KEY POINTS:
The Government's rejection of a Canadian bid for part of Auckland Airport has been applauded in some quarters but attacked by its major political rival - opening up a clear demarcation between Labour and National before this year's election.
As expected, Cabinet ministers David Parker and Clayton Cosgrove yesterday vetoed the Canada Pension Plan Investment Board's bid for 40 per cent of the airport.
They said they were not satisfied that the $1.8 billion deal was of benefit to New Zealand.
Their decision went against a recommendation from independent officials at the Overseas Investment Office, who said the deal did offer benefits and that they were likely to be substantial and identifiable.
The Canadian bidders have now walked away from the airport, and the chance of any other foreign investor taking a significant stake in the business under the present government appears non-existent.
Mr Parker and Mr Cosgrove remain silent, but Labour is confident its rejection of the airport bid will be a vote-winner
Finance Minister Michael Cullen said he felt the ministers had made the right decision, and they might have arrived at the same conclusion even without the Cabinet's regulation change last month, making it harder for foreign investors to buy stakes in "strategic assets".

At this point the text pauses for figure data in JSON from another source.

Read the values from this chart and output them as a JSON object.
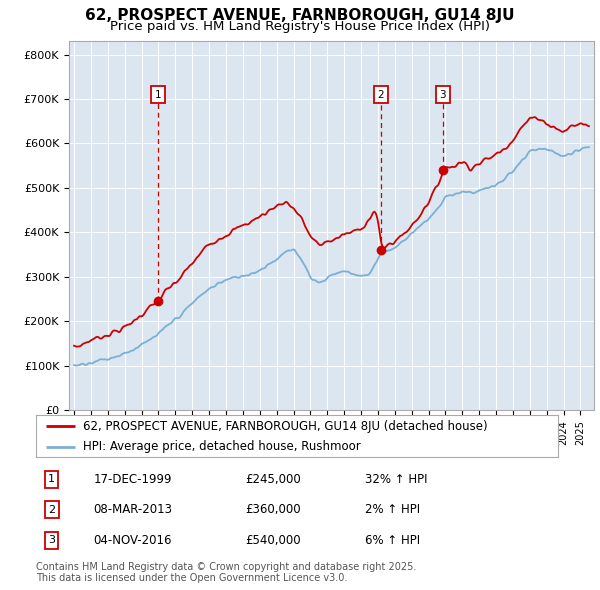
{
  "title": "62, PROSPECT AVENUE, FARNBOROUGH, GU14 8JU",
  "subtitle": "Price paid vs. HM Land Registry's House Price Index (HPI)",
  "red_line_color": "#cc0000",
  "blue_line_color": "#7bafd4",
  "plot_bg_color": "#dce6f1",
  "ylim": [
    0,
    830000
  ],
  "yticks": [
    0,
    100000,
    200000,
    300000,
    400000,
    500000,
    600000,
    700000,
    800000
  ],
  "ytick_labels": [
    "£0",
    "£100K",
    "£200K",
    "£300K",
    "£400K",
    "£500K",
    "£600K",
    "£700K",
    "£800K"
  ],
  "sales": [
    {
      "label": "1",
      "date": "17-DEC-1999",
      "price": 245000,
      "year": 1999.96,
      "pct": "32%",
      "dir": "↑"
    },
    {
      "label": "2",
      "date": "08-MAR-2013",
      "price": 360000,
      "year": 2013.18,
      "pct": "2%",
      "dir": "↑"
    },
    {
      "label": "3",
      "date": "04-NOV-2016",
      "price": 540000,
      "year": 2016.84,
      "pct": "6%",
      "dir": "↑"
    }
  ],
  "legend_entries": [
    "62, PROSPECT AVENUE, FARNBOROUGH, GU14 8JU (detached house)",
    "HPI: Average price, detached house, Rushmoor"
  ],
  "footnote": "Contains HM Land Registry data © Crown copyright and database right 2025.\nThis data is licensed under the Open Government Licence v3.0.",
  "title_fontsize": 11,
  "subtitle_fontsize": 9.5,
  "tick_fontsize": 8,
  "legend_fontsize": 8.5
}
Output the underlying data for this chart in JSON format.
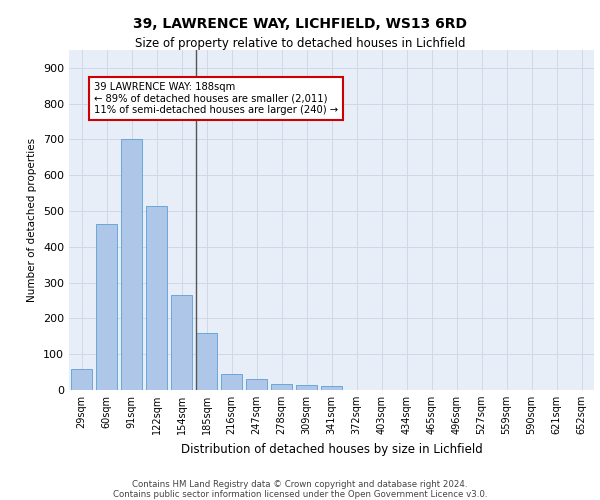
{
  "title1": "39, LAWRENCE WAY, LICHFIELD, WS13 6RD",
  "title2": "Size of property relative to detached houses in Lichfield",
  "xlabel": "Distribution of detached houses by size in Lichfield",
  "ylabel": "Number of detached properties",
  "footnote1": "Contains HM Land Registry data © Crown copyright and database right 2024.",
  "footnote2": "Contains public sector information licensed under the Open Government Licence v3.0.",
  "categories": [
    "29sqm",
    "60sqm",
    "91sqm",
    "122sqm",
    "154sqm",
    "185sqm",
    "216sqm",
    "247sqm",
    "278sqm",
    "309sqm",
    "341sqm",
    "372sqm",
    "403sqm",
    "434sqm",
    "465sqm",
    "496sqm",
    "527sqm",
    "559sqm",
    "590sqm",
    "621sqm",
    "652sqm"
  ],
  "bar_values": [
    60,
    463,
    700,
    515,
    265,
    160,
    45,
    30,
    18,
    15,
    10,
    0,
    0,
    0,
    0,
    0,
    0,
    0,
    0,
    0,
    0
  ],
  "bar_color": "#aec6e8",
  "bar_edge_color": "#5a9fd4",
  "highlight_index": 5,
  "highlight_line_color": "#555555",
  "ylim": [
    0,
    950
  ],
  "yticks": [
    0,
    100,
    200,
    300,
    400,
    500,
    600,
    700,
    800,
    900
  ],
  "annotation_line1": "39 LAWRENCE WAY: 188sqm",
  "annotation_line2": "← 89% of detached houses are smaller (2,011)",
  "annotation_line3": "11% of semi-detached houses are larger (240) →",
  "annotation_box_color": "#ffffff",
  "annotation_box_edge": "#cc0000",
  "grid_color": "#d0d8e8",
  "bg_color": "#e8eef7"
}
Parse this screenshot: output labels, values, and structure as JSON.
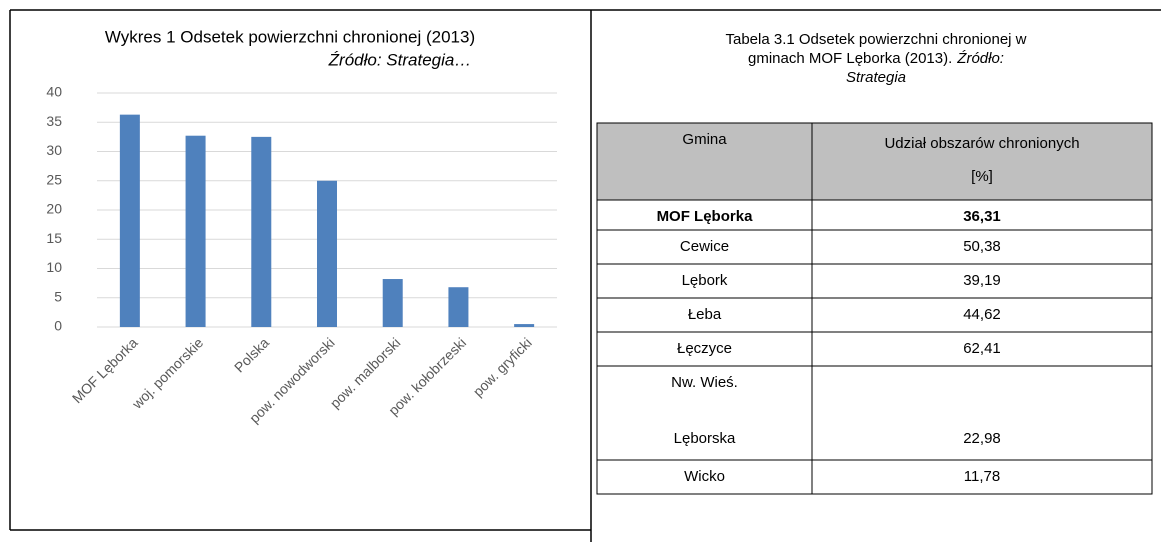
{
  "chart_data": {
    "type": "bar",
    "title": "Wykres 1 Odsetek powierzchni chronionej (2013)",
    "subtitle": "Źródło: Strategia…",
    "categories": [
      "MOF Lęborka",
      "woj. pomorskie",
      "Polska",
      "pow. nowodworski",
      "pow. malborski",
      "pow. kołobrzeski",
      "pow. gryficki"
    ],
    "values": [
      36.3,
      32.7,
      32.5,
      25,
      8.2,
      6.8,
      0.5
    ],
    "color": "#4f81bd",
    "ylim": [
      0,
      40
    ],
    "yticks": [
      0,
      5,
      10,
      15,
      20,
      25,
      30,
      35,
      40
    ],
    "grid": true
  },
  "table": {
    "caption": [
      "Tabela 3.1 Odsetek powierzchni chronionej w",
      "gminach MOF Lęborka (2013).",
      "Strategia"
    ],
    "source": "Źródło:",
    "header": [
      [
        "Gmina"
      ],
      [
        "Udział obszarów chronionych",
        "[%]"
      ]
    ],
    "rows": [
      [
        [
          "MOF Lęborka"
        ],
        "36,31"
      ],
      [
        [
          "Cewice"
        ],
        "50,38"
      ],
      [
        [
          "Lębork"
        ],
        "39,19"
      ],
      [
        [
          "Łeba"
        ],
        "44,62"
      ],
      [
        [
          "Łęczyce"
        ],
        "62,41"
      ],
      [
        [
          "Nw. Wieś.",
          "Lęborska"
        ],
        "22,98"
      ],
      [
        [
          "Wicko"
        ],
        "11,78"
      ]
    ]
  }
}
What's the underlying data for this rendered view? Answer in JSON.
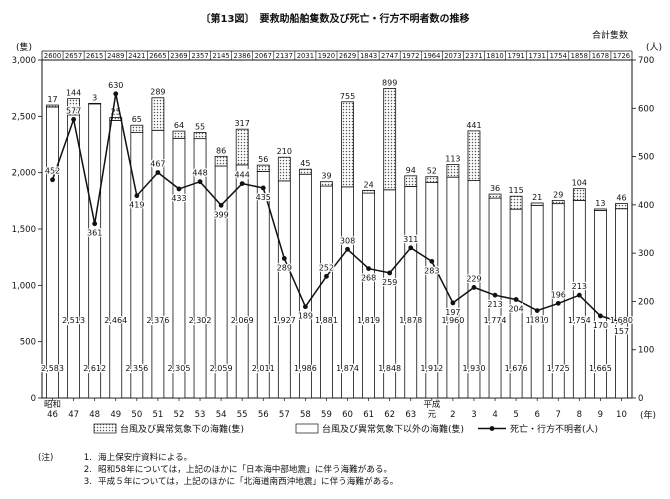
{
  "title": "〔第13図〕　要救助船舶隻数及び死亡・行方不明者数の推移",
  "left_unit": "(隻)",
  "right_unit": "(人)",
  "total_label": "合計隻数",
  "x_unit": "(年)",
  "legend": {
    "typhoon": "台風及び異常気象下の海難(隻)",
    "other": "台風及び異常気象下以外の海難(隻)",
    "deaths": "死亡・行方不明者(人)"
  },
  "notes": {
    "label": "(注)",
    "items": [
      {
        "num": "1.",
        "text": "海上保安庁資料による。"
      },
      {
        "num": "2.",
        "text": "昭和58年については，上記のほかに「日本海中部地震」に伴う海難がある。"
      },
      {
        "num": "3.",
        "text": "平成５年については，上記のほかに「北海道南西沖地震」に伴う海難がある。"
      }
    ]
  },
  "chart_data": {
    "type": "bar",
    "categories": [
      "46",
      "47",
      "48",
      "49",
      "50",
      "51",
      "52",
      "53",
      "54",
      "55",
      "56",
      "57",
      "58",
      "59",
      "60",
      "61",
      "62",
      "63",
      "元",
      "2",
      "3",
      "4",
      "5",
      "6",
      "7",
      "8",
      "9",
      "10"
    ],
    "era_marks": {
      "showa": "昭和",
      "heisei": "平成"
    },
    "series": [
      {
        "name": "台風及び異常気象下以外の海難(隻)",
        "values": [
          2583,
          2513,
          2612,
          2464,
          2356,
          2376,
          2305,
          2302,
          2059,
          2069,
          2011,
          1927,
          1986,
          1881,
          1874,
          1819,
          1848,
          1878,
          1912,
          1960,
          1930,
          1774,
          1676,
          1710,
          1725,
          1754,
          1665,
          1680
        ]
      },
      {
        "name": "台風及び異常気象下の海難(隻)",
        "values": [
          17,
          144,
          3,
          25,
          65,
          289,
          64,
          55,
          86,
          317,
          56,
          210,
          45,
          39,
          755,
          24,
          899,
          94,
          52,
          113,
          441,
          36,
          115,
          21,
          29,
          104,
          13,
          46
        ]
      },
      {
        "name": "死亡・行方不明者(人)",
        "values": [
          452,
          577,
          361,
          630,
          419,
          467,
          433,
          448,
          399,
          444,
          435,
          289,
          189,
          252,
          308,
          268,
          259,
          311,
          283,
          197,
          229,
          213,
          204,
          181,
          196,
          213,
          170,
          157
        ]
      }
    ],
    "totals": [
      2600,
      2657,
      2615,
      2489,
      2421,
      2665,
      2369,
      2357,
      2145,
      2386,
      2067,
      2137,
      2031,
      1920,
      2629,
      1843,
      2747,
      1972,
      1964,
      2073,
      2371,
      1810,
      1791,
      1731,
      1754,
      1858,
      1678,
      1726
    ],
    "yleft_ticks": [
      "0",
      "500",
      "1,000",
      "1,500",
      "2,000",
      "2,500",
      "3,000"
    ],
    "yright_ticks": [
      "0",
      "100",
      "200",
      "300",
      "400",
      "500",
      "600",
      "700"
    ],
    "yleft_range": [
      0,
      3000
    ],
    "yright_range": [
      0,
      700
    ]
  }
}
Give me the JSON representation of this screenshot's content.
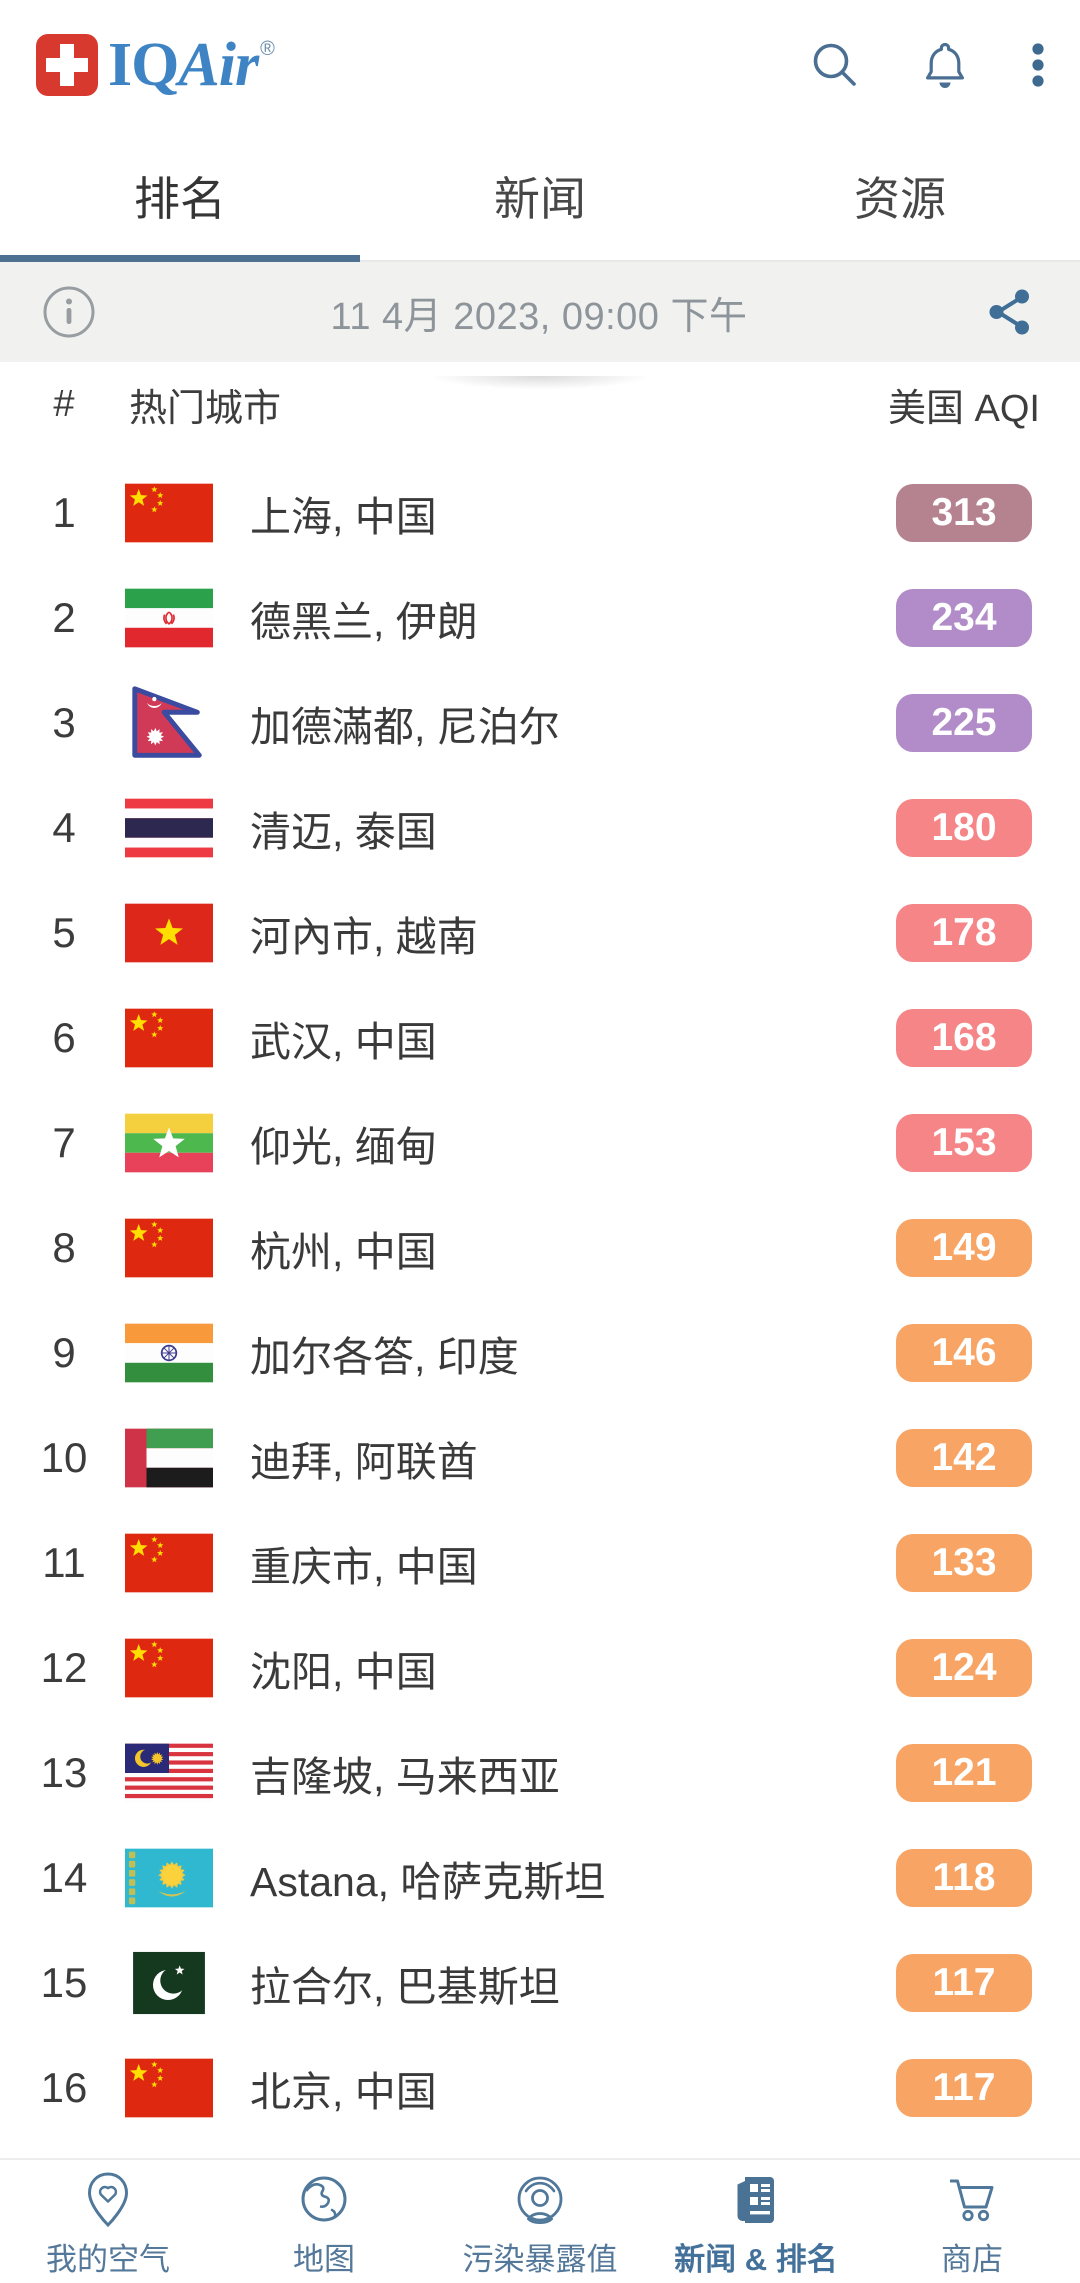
{
  "colors": {
    "accent_blue": "#4e7191",
    "logo_blue": "#3e84c4",
    "logo_red": "#d8392e",
    "aqi_hazard_mauve": "#b5838f",
    "aqi_very_unhealthy_purple": "#b18cc8",
    "aqi_unhealthy_red": "#f58586",
    "aqi_usg_orange": "#f7a464"
  },
  "header": {
    "logo_iq": "IQ",
    "logo_air": "Air",
    "registered": "®",
    "icons": [
      "search-icon",
      "bell-icon",
      "overflow-menu-icon"
    ]
  },
  "tabs": [
    {
      "label": "排名",
      "active": true
    },
    {
      "label": "新闻",
      "active": false
    },
    {
      "label": "资源",
      "active": false
    }
  ],
  "date_bar": {
    "date": "11 4月 2023, 09:00 下午",
    "left_icon": "info-icon",
    "right_icon": "share-icon"
  },
  "table": {
    "rank_header": "#",
    "city_header": "热门城市",
    "aqi_header": "美国 AQI",
    "rows": [
      {
        "rank": "1",
        "flag": "cn",
        "flag_name": "china-flag",
        "city": "上海, 中国",
        "aqi": "313",
        "color": "#b5838f"
      },
      {
        "rank": "2",
        "flag": "ir",
        "flag_name": "iran-flag",
        "city": "德黑兰, 伊朗",
        "aqi": "234",
        "color": "#b18cc8"
      },
      {
        "rank": "3",
        "flag": "np",
        "flag_name": "nepal-flag",
        "city": "加德滿都, 尼泊尔",
        "aqi": "225",
        "color": "#b18cc8"
      },
      {
        "rank": "4",
        "flag": "th",
        "flag_name": "thailand-flag",
        "city": "清迈, 泰国",
        "aqi": "180",
        "color": "#f58586"
      },
      {
        "rank": "5",
        "flag": "vn",
        "flag_name": "vietnam-flag",
        "city": "河內市, 越南",
        "aqi": "178",
        "color": "#f58586"
      },
      {
        "rank": "6",
        "flag": "cn",
        "flag_name": "china-flag",
        "city": "武汉, 中国",
        "aqi": "168",
        "color": "#f58586"
      },
      {
        "rank": "7",
        "flag": "mm",
        "flag_name": "myanmar-flag",
        "city": "仰光, 缅甸",
        "aqi": "153",
        "color": "#f58586"
      },
      {
        "rank": "8",
        "flag": "cn",
        "flag_name": "china-flag",
        "city": "杭州, 中国",
        "aqi": "149",
        "color": "#f7a464"
      },
      {
        "rank": "9",
        "flag": "in",
        "flag_name": "india-flag",
        "city": "加尔各答, 印度",
        "aqi": "146",
        "color": "#f7a464"
      },
      {
        "rank": "10",
        "flag": "ae",
        "flag_name": "uae-flag",
        "city": "迪拜, 阿联酋",
        "aqi": "142",
        "color": "#f7a464"
      },
      {
        "rank": "11",
        "flag": "cn",
        "flag_name": "china-flag",
        "city": "重庆市, 中国",
        "aqi": "133",
        "color": "#f7a464"
      },
      {
        "rank": "12",
        "flag": "cn",
        "flag_name": "china-flag",
        "city": "沈阳, 中国",
        "aqi": "124",
        "color": "#f7a464"
      },
      {
        "rank": "13",
        "flag": "my",
        "flag_name": "malaysia-flag",
        "city": "吉隆坡, 马来西亚",
        "aqi": "121",
        "color": "#f7a464"
      },
      {
        "rank": "14",
        "flag": "kz",
        "flag_name": "kazakhstan-flag",
        "city": "Astana, 哈萨克斯坦",
        "aqi": "118",
        "color": "#f7a464"
      },
      {
        "rank": "15",
        "flag": "pk",
        "flag_name": "pakistan-flag",
        "city": "拉合尔, 巴基斯坦",
        "aqi": "117",
        "color": "#f7a464"
      },
      {
        "rank": "16",
        "flag": "cn",
        "flag_name": "china-flag",
        "city": "北京, 中国",
        "aqi": "117",
        "color": "#f7a464"
      }
    ]
  },
  "bottom_nav": {
    "items": [
      {
        "label": "我的空气",
        "icon": "pin-heart-icon",
        "active": false
      },
      {
        "label": "地图",
        "icon": "globe-icon",
        "active": false
      },
      {
        "label": "污染暴露值",
        "icon": "exposure-icon",
        "active": false
      },
      {
        "label": "新闻 & 排名",
        "icon": "news-icon",
        "active": true
      },
      {
        "label": "商店",
        "icon": "cart-icon",
        "active": false
      }
    ]
  }
}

"We've not had a good experience of selling strategic assets overseas," Dr Cullen said.
"Telecom - a long defensive game held out the advance of telecommunications in NZ. Rail - a disaster for NZ's rail network. Air NZ - ended up with the Government having to buy back majority ownership."
But National, after looking uncertain on the issue weeks ago, yesterday ripped into the decision.
Leader John Key said the Government was playing with NZ's reputation among overseas investors.